Like your armpits. Huh? That’s right, your pits. They’re ugly. But don’t worry, there’s a cure for your secret source of shame. Dove deodorant! Specifically, Dove Ultimate Go Sleeveless. That’s right, Dove. Champion of self-esteem for girls, champion of real beauty. Dove, producer of short films like this:
Big vs. little picture
On one level, I get it, I really do. Dove deodorant needs to make their numbers like everybody else. And deodorant is a particularly tough category: mature and crowded, with little room for expanded usage. In classic CPG tradition, they mined their research for something that could differentiate them in a logical, linear way. They may have thought they stumbled on a potential goldmine: a new dimension of benefits heretofore untapped—attractiveness! Inspired by Unilever research showing 93% of women think their underarms are unattractive, they introduced Dove Ultimate Go Sleeveless this month. With its unique moisturizing formula, Dove promises to give you prettier pits in five days.
Left-brain reasoning (analysis, logic, categories and details) was on their side in many ways. According to a WSJ article, Unilever’s research showed women experience underarm problems ranging from breakouts to embarrassment requiring a change of clothes. “One in three said they feel more confident when their pits are in good condition, leading Mr. Dwyer (U.S. Marketing Director for Unilever’s deodorant business) to say, ‘How can we give them that confidence?’ “
You can’t have it both ways
But Dove isn’t everybody else, numbers or no. Dove has stood for something bigger and more important. According to the brand’s own website: “The Dove mission is to make women feel more beautiful every day by challenging today’s stereotypical view of beauty and inspiring women to take great care of themselves.”
In other words, Dove has stood for challenging why women should even consider linking their confidence with the state of their armpits.
Dove has rightfully won a place in the minds and hearts of women by taking a stand on a social issue that matters. And it’s built its brand in the process, with one in three U.S. households using a Dove product.
Right-brain thinking is all about the big-picture: what inspires, connects, and moves us—the kind of thinking that led to the Campaign for Real Beauty in the first place. Brands need both, clearly, but few brands have exhibited the right-brained vision and wholehearted courage Dove has to stake out and protect a relevant, believable piece of controversial, higher-ground turf. Such thinking is particularly rare in the bland, commoditized world of mass-market personal care products.
But they risk all of that if they behave like opportunists, trying to cash in on the kind of manufactured anxiety the beauty industry specializes in–which Dove has admirably worked to combat. Other brands, other deodorants can trumpet their ability to beautify armpits with nothing to lose. Dove has a lot at stake: its credibility as anything more than a shallow umbrella brand for products with moisturizing formulas.
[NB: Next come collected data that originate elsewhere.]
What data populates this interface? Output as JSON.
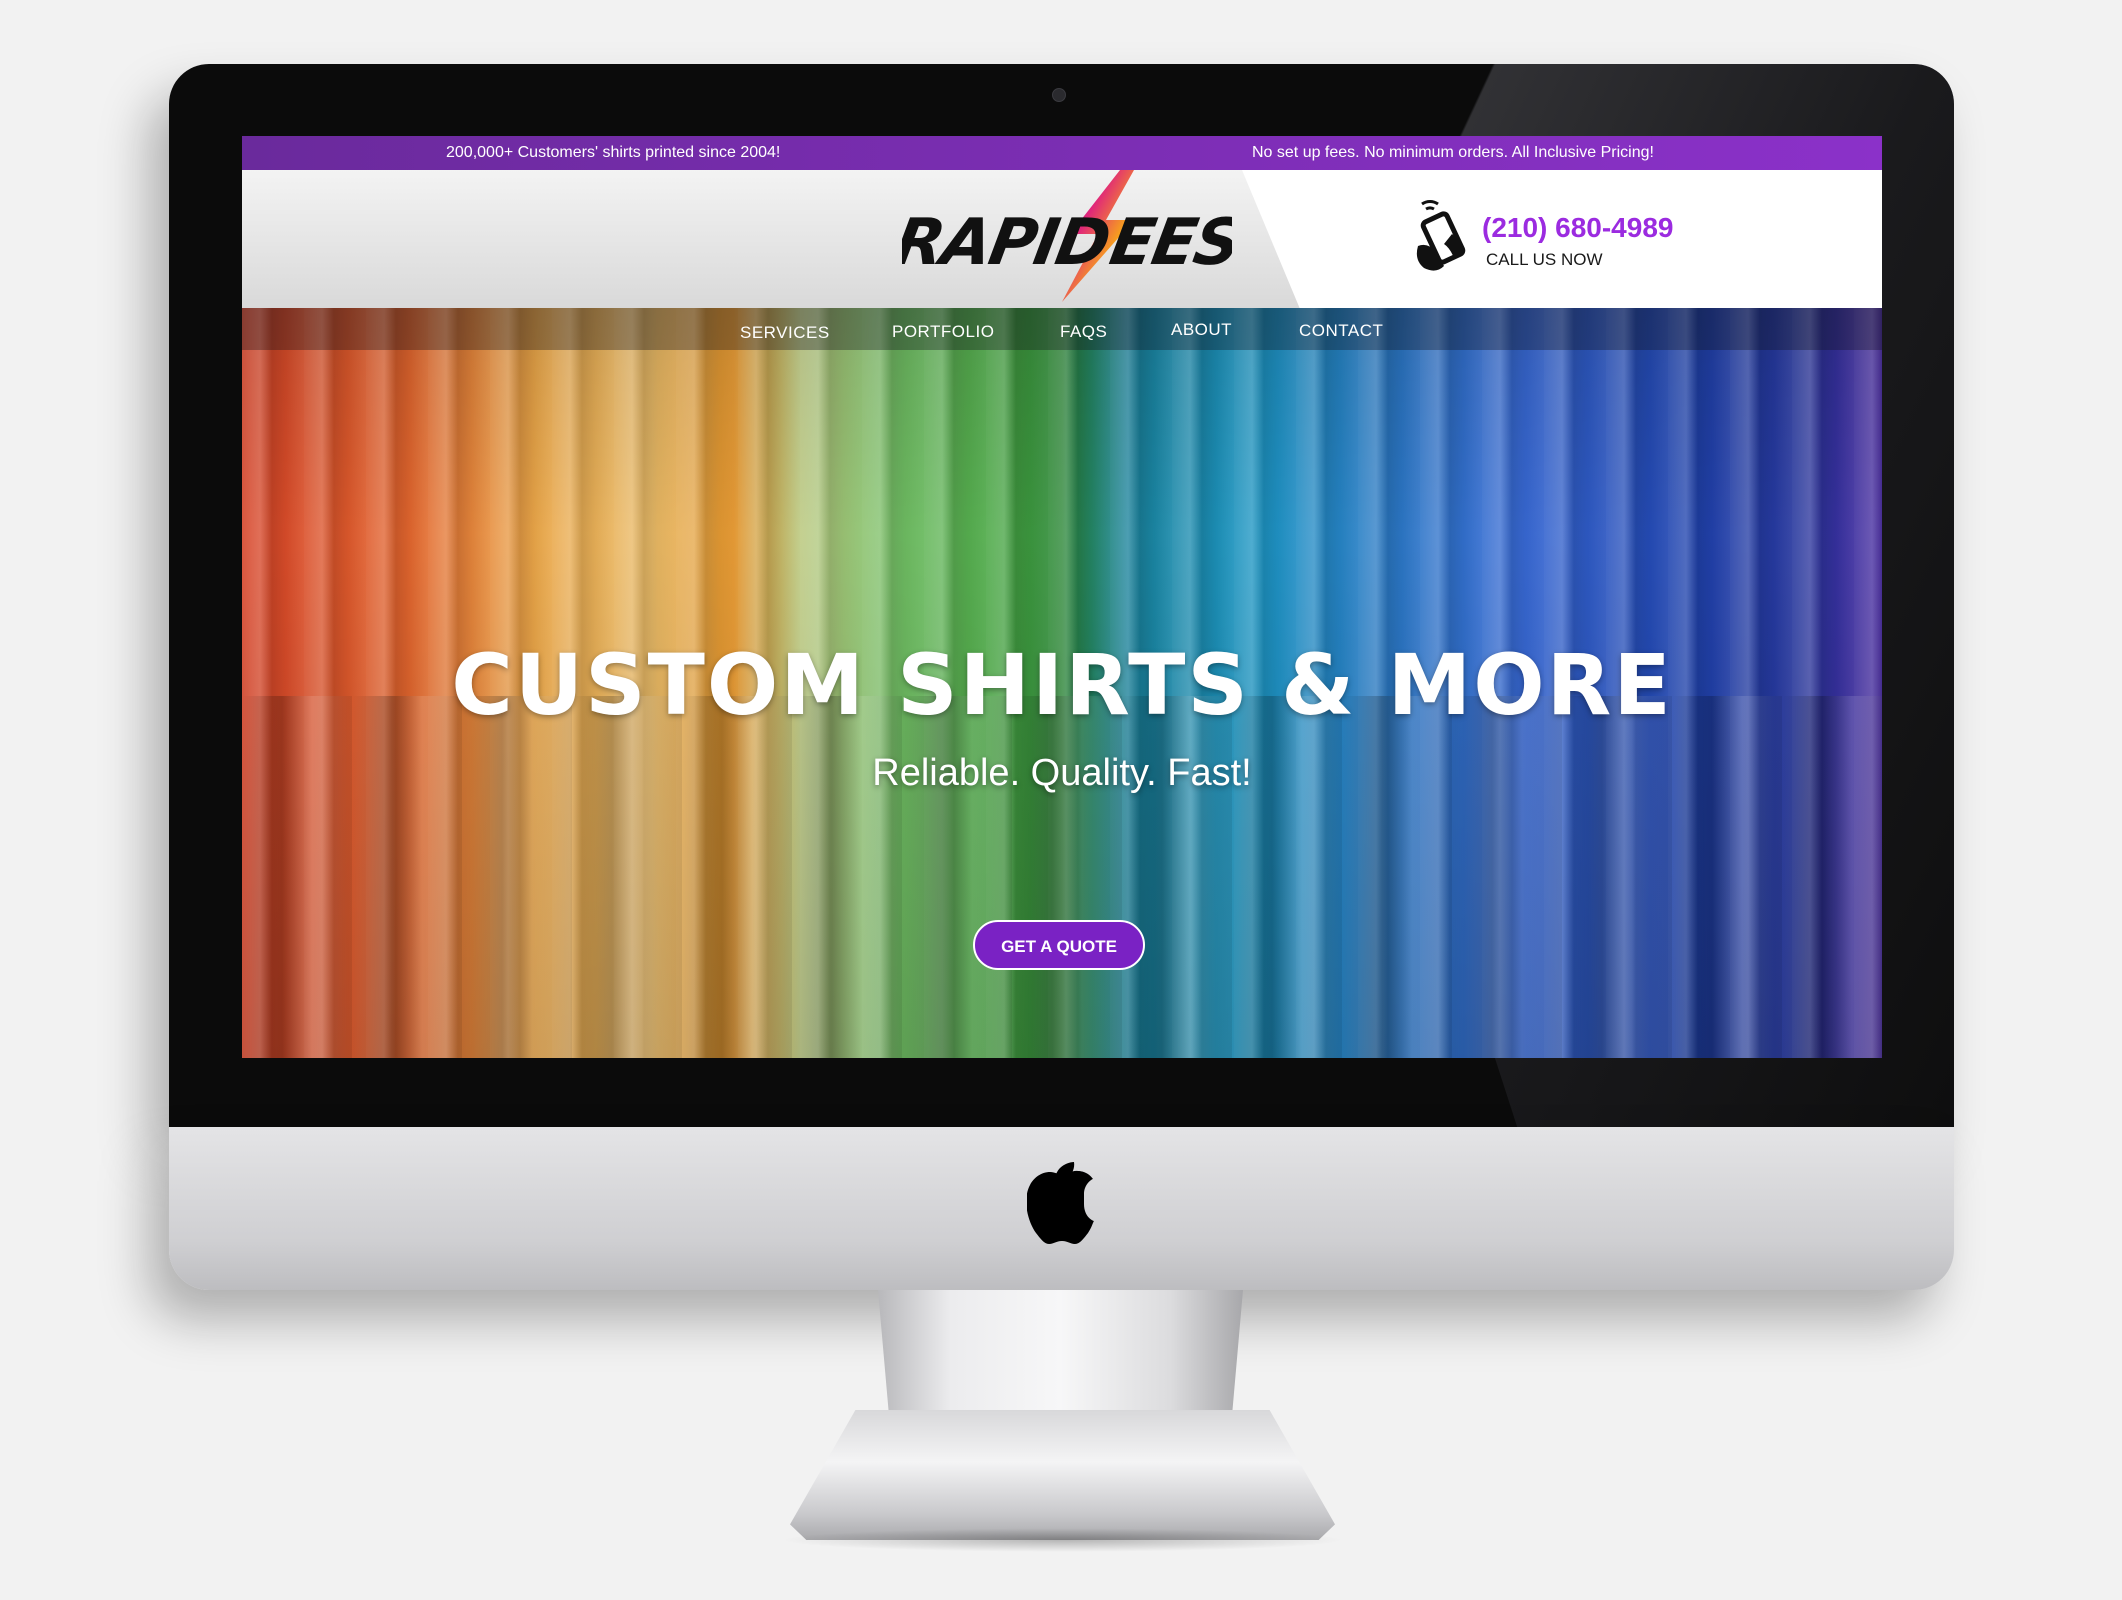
{
  "topbar": {
    "left_message": "200,000+ Customers' shirts printed since 2004!",
    "right_message": "No set up fees. No minimum orders. All Inclusive Pricing!"
  },
  "brand": {
    "logo_text": "RAPID TEES",
    "accent_color": "#9b2be0",
    "topbar_color": "#7a2db4"
  },
  "contact": {
    "phone": "(210) 680-4989",
    "cta": "CALL US NOW",
    "icon": "phone-icon"
  },
  "nav": {
    "items": [
      {
        "label": "SERVICES"
      },
      {
        "label": "PORTFOLIO"
      },
      {
        "label": "FAQS"
      },
      {
        "label": "ABOUT"
      },
      {
        "label": "CONTACT"
      }
    ]
  },
  "hero": {
    "title": "CUSTOM SHIRTS & MORE",
    "subtitle": "Reliable. Quality. Fast!",
    "button_label": "GET A QUOTE"
  },
  "device": {
    "logo_icon": "apple-logo-icon"
  }
}
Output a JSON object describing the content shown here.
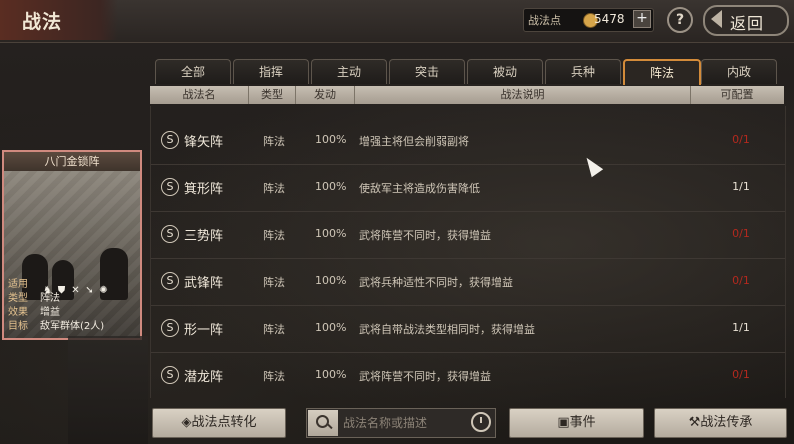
{
  "header": {
    "title": "战法",
    "points_label": "战法点",
    "points_value": "5478",
    "plus": "+",
    "help": "?",
    "back_label": "返回"
  },
  "tabs": [
    {
      "label": "全部"
    },
    {
      "label": "指挥"
    },
    {
      "label": "主动"
    },
    {
      "label": "突击"
    },
    {
      "label": "被动"
    },
    {
      "label": "兵种"
    },
    {
      "label": "阵法",
      "active": true
    },
    {
      "label": "内政"
    }
  ],
  "table": {
    "headers": [
      "战法名",
      "类型",
      "发动",
      "战法说明",
      "可配置"
    ],
    "rows": [
      {
        "grade": "S",
        "name": "锋矢阵",
        "type": "阵法",
        "rate": "100%",
        "desc": "增强主将但会削弱副将",
        "cfg": "0/1",
        "cfg_color": "red"
      },
      {
        "grade": "S",
        "name": "箕形阵",
        "type": "阵法",
        "rate": "100%",
        "desc": "使敌军主将造成伤害降低",
        "cfg": "1/1",
        "cfg_color": "white"
      },
      {
        "grade": "S",
        "name": "三势阵",
        "type": "阵法",
        "rate": "100%",
        "desc": "武将阵营不同时，获得增益",
        "cfg": "0/1",
        "cfg_color": "red"
      },
      {
        "grade": "S",
        "name": "武锋阵",
        "type": "阵法",
        "rate": "100%",
        "desc": "武将兵种适性不同时，获得增益",
        "cfg": "0/1",
        "cfg_color": "red"
      },
      {
        "grade": "S",
        "name": "形一阵",
        "type": "阵法",
        "rate": "100%",
        "desc": "武将自带战法类型相同时，获得增益",
        "cfg": "1/1",
        "cfg_color": "white"
      },
      {
        "grade": "S",
        "name": "潜龙阵",
        "type": "阵法",
        "rate": "100%",
        "desc": "武将阵营不同时，获得增益",
        "cfg": "0/1",
        "cfg_color": "red"
      }
    ]
  },
  "card": {
    "title": "八门金锁阵",
    "fields": [
      {
        "k": "适用",
        "v": ""
      },
      {
        "k": "类型",
        "v": "阵法"
      },
      {
        "k": "效果",
        "v": "增益"
      },
      {
        "k": "目标",
        "v": "敌军群体(2人)"
      }
    ],
    "unit_icons": [
      "cavalry-icon",
      "shield-icon",
      "crossbow-icon",
      "spear-icon",
      "wheel-icon"
    ]
  },
  "bottom": {
    "convert_label": "战法点转化",
    "search_placeholder": "战法名称或描述",
    "events_label": "事件",
    "inherit_label": "战法传承"
  },
  "colors": {
    "accent": "#d38b3a",
    "cfg_red": "#b3291e",
    "card_border": "#d08a7f"
  }
}
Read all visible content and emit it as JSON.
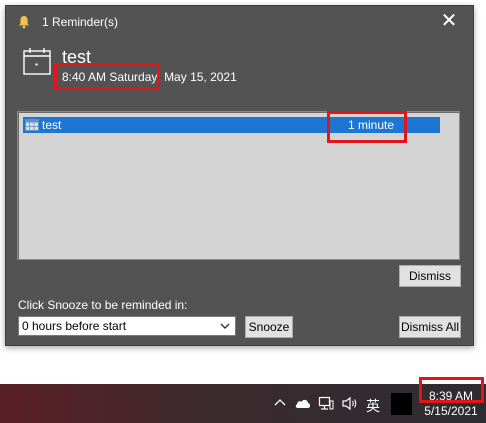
{
  "window": {
    "title": "1 Reminder(s)",
    "close_symbol": "✕"
  },
  "reminder": {
    "subject": "test",
    "time": "8:40 AM Saturday",
    "date": "May 15, 2021"
  },
  "list": {
    "rows": [
      {
        "subject": "test",
        "due_in": "1 minute"
      }
    ]
  },
  "buttons": {
    "dismiss": "Dismiss",
    "snooze": "Snooze",
    "dismiss_all": "Dismiss All"
  },
  "snooze": {
    "label": "Click Snooze to be reminded in:",
    "selected": "0 hours before start"
  },
  "taskbar": {
    "ime": "英",
    "clock_time": "8:39 AM",
    "clock_date": "5/15/2021"
  },
  "colors": {
    "window_bg": "#535353",
    "selection": "#1e76d3",
    "highlight": "#e3151b"
  }
}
Have they come to their senses?
In the course of writing this post I’ve been back and forth on the Dove website. Over this short period I’ve found the site changing–error messages frequent–and at this point there’s very little about Ultimate Go Sleeveless. Just some fairly innocuous copy about delicate underarm skin and how the product helps, though they do sign off with a salute to pit beauty: “Goodbye sleeves. Hello beautiful underarms!” Have they yanked the more controversial elements of their campaign? I hope so.
Full disclosure: I have some skin in this game. Early in my Brandland career I managed Dove, when it was just Dove Beauty Bar. I’m proud to have played a role in opening an early door to what the brand’s become by evolving the advertising from a functional emphasis to a story of personal authenticity and emotion. Together with my wonderful Ogilvy creative team, we produced a low-budget test commercial focused on the story of one middle-aged woman with pudgy cheeks who experienced herself as beautiful when she switched to Dove. It racked up the highest ad scores in Lever Brothers’ history, and I persuaded risk-averse management to run with it. It was hugely successful in ways too numerous to mention here. So I’m not neutral on the subject of Dove. But not just because it’s “my” brand.
It’s our brand, and at a time when so few brands really matter, it has mattered. We deserve better, and Dove deserves better than a foolish short-term ploy by a pit bully.